Total housing inventories rose to a record-high 11.2-month supply in July, up from the 11.1-month supply in June.
Lawrence Yun, NAR chief economist, said home prices in some regions may be at a bottom. "Sales have picked up significantly in several Florida and California markets. Home prices generally follow sales trends after a few months of lag time," he said.
Other economists were less optimistic, however.
Paul Ashworth, senior U.S. economist at Capital Economics, said that "while a stabilization in sales might normally be considered a positive development for home values, the surge in distressed sales suggests that the downward pressure on house prices is only getting stronger."
He noted that industry estimates suggest up to 40% of current sales are related to homes in foreclosure.
John Ryding and Conrad DeQuadros from RDQ added, "Over the next few quarters, foreclosure sales are likely to comprise an increasing proportion of home sales, which should put further downward pressure on home prices."
Single-family unit sales rose 3.1% to a pace of 4.39 million, up from a rate of 4.26 million in the previous month. The supply of single-family homes dropped to 10.6 months from 11.0 months in the prior report.

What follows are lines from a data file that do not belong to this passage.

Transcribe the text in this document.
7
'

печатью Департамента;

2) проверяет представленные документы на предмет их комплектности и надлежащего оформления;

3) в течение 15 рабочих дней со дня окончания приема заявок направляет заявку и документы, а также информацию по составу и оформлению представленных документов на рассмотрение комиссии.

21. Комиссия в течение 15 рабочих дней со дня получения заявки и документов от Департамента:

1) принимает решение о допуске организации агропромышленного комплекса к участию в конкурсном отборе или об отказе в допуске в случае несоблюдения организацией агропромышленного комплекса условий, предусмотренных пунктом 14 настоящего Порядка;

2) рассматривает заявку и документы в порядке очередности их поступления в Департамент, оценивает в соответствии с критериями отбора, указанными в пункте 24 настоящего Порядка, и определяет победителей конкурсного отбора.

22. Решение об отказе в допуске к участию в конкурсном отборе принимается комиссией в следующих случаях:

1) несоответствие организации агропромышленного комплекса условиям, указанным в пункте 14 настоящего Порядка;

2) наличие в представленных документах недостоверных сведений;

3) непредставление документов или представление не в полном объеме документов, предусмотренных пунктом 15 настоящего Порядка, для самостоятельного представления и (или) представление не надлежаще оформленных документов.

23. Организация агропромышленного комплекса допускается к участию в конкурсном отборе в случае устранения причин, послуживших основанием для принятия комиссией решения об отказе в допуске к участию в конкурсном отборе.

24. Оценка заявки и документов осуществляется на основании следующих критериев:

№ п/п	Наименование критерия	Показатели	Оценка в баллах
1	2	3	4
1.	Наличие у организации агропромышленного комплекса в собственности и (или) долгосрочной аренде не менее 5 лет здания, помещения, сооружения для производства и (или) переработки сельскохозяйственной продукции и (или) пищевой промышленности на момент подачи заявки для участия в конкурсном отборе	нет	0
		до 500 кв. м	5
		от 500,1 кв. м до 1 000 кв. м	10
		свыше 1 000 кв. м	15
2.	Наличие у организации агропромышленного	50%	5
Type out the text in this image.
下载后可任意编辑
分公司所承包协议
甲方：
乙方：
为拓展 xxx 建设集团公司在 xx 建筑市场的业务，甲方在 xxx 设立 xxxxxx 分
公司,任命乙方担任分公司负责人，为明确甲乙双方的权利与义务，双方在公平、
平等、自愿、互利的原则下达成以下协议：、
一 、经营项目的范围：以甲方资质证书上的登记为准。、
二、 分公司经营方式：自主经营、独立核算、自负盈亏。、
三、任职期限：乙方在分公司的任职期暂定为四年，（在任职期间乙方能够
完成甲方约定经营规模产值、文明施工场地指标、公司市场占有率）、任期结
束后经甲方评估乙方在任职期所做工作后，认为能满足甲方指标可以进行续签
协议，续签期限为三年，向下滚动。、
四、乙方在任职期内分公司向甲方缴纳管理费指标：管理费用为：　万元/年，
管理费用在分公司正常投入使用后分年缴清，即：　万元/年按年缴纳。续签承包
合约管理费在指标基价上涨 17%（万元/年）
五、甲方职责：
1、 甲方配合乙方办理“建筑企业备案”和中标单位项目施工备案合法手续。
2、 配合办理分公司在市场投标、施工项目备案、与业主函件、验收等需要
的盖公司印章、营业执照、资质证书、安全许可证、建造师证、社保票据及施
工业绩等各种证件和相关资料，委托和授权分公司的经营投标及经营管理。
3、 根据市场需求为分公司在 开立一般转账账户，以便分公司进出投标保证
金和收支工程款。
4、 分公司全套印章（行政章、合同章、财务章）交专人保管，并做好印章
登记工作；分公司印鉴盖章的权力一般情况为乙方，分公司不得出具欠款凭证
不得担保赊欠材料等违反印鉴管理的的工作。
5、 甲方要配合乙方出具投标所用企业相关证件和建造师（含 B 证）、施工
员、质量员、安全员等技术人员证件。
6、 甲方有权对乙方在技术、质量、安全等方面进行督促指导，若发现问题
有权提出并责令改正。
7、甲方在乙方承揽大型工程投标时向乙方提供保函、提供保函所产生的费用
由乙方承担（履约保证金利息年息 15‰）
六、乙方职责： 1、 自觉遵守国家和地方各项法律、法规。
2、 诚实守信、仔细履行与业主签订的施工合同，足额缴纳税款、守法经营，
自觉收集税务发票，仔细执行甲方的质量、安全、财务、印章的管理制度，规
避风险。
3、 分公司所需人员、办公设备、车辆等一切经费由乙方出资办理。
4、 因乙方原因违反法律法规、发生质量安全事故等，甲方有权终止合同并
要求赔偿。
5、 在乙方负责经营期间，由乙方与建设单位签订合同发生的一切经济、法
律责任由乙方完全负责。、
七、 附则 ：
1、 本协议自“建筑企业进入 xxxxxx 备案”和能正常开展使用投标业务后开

On the trading floor take, Sirren Hajj of Calyon Cr'dit Agricole CIB said the market reaction was muted.
"Fundamentals in the housing market remain weak as oversupply, falling prices, and tighter lending standards continue to weigh on home sales," he added, saying stabilization won't take place "until well into 2009."
The national median existing home price fell to $212,400 in July, down from the June figure of $215,100 and marking a 7.1% year-over-year decline.
According to Freddie Mac, the national average for a 30-year fixed-rate mortgage rose to 6.43% in July from 6.32% in June; the rate was 6.70% in July 2007.
Interest rates are often considered the biggest factor in the economy to influence existing home sales. It's said that a percentage point increase in mortgage rates can reduce the pace of sales by 250,000.
Regionally, existing home sales moved up in three of the four regions. Sales in the West jumped 9.7% in July, while sales in the Northeast rose 5.9% to an annual pace of 900,000. Sales in the Midwest increased 0.9% to an annual rate of 1.12 million, while in the South, existing home sales slipped 0.5% to an annual pace of 1.85 million.